Built entirely from yellow sandstone, the fort rises like a giant sand castle from its desert environs, with great views from the overhanging cannon ramparts; stare down on the city and desert vista, and you get a sense of how forts such as these once served the most basic of needs: protection against invaders from the plateau below. Sadly within you will find a place that has been commercialized -- its alleys lined with goods for sale and buzzing with traffic (tuk-tuks, hawkers, and tourists), excessive pollution (no bins or sewage infrastructure, and watch out for the cow dung), yet still with an awesome sense of timelessness (bar the motorcycles and persistent salesmanship). It takes no more than a few hours to tour the fort, including stops to visit the Jain and Hindu temples. And if you want to ride a camel into the sunset, Jaisalmer is one of the places to do it, as is Bikaner. So plan to spend 2 or more nights here, not least because it takes so long to get here (until the new airport is finished, that is) but also to acclimatize to the desert pace and climate, and seek out the essence of this border town.
The history of Jaisalmer dates back to the medieval period when the golden city was founded by the Rajput chief Jaisala. The city was established in the year 1156 atop the Trikut hill by the Maharaja to prevent the possible encroachment of enemies. The initial capital of the Bhatti Rajput clan was at Lodhruva which lies at a distance of 15 kilometers to the south east of Jaisalmer.
Legend has it that the city was established by Jaisala on the behest of the hermit, Eesaal. Jaisalmer grew in the medieval period and amassed great wealth from the caravans that traversed the region. The two routes that connected India to Persia, Africa, Egypt and the western countries facilitated trade in the region. The strategic location of the city prevented invasion from the foreign rulers. In the 13th and the 14th century the rulers of the city who were referred to as the Rawals, engulfed in a nine year war with the Turk Afghan ruler, Ala-ud-din Khilji. The Rajuts were defeated in the battle and had since then maintained a cordial relationship with the Delhi Sultanate. Sabala Simha was later awarded the royal patronage of the city by Shah Jahan after his chivalrous contribution in the Battle of Peshawar.
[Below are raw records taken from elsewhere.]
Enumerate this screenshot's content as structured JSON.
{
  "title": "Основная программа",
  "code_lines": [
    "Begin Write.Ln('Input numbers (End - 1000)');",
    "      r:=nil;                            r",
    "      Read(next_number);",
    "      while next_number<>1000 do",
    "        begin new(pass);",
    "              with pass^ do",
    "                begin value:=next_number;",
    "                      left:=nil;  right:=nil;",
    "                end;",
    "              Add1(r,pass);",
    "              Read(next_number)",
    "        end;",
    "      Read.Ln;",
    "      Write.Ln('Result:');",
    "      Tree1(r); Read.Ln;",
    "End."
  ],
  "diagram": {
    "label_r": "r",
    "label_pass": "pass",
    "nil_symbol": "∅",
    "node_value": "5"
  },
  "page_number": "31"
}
Modern history of Jaisalmer includes its ties with the British Empire. The princely state joined the Union of India after the country gained independence. The hereditary bards, carans and the bhaals sing ballads of the chivalrous rulers of the city. Jaisalmer lost its economic importance after the establishment of the port city of Mumbai. After partition of the country, it also lost the trade routes that passed through Pakistan. It has now emerged as one of the important tourist destinations of the country.
Getting to Jaisalmer
By Air:  Important thing to remember that All commercial flights to and from Jaisalmer have currently been discontinued. Jaisalmer has its own airport, 10km from the city proper with connections to Delhi and Mumbai; other important cities in India are connected via Jodhpur (275km). Jodhpur is also a convenient flight destination because the airport at Jaisalmer is very small & can accommodate only small aircrafts.
By Rail: Palace on Wheels - the king's train has Jaisalmer in its itinerary and that remains the best and most luxurious way of reaching Jaisalmer and explore it in opulence. There are direct trains from other cities of Rajasthan also which connects to Jaisalmer.
By Road: Jaisalmer is connected to Jodhpur (275km), Bikaner (328km), Ajmer (500km), Udaipur (663km) and to Delhi (900km) by well-maintained state and national highways. Rental jeeps, buses and cars are available in these cities for those keen on travelling by road.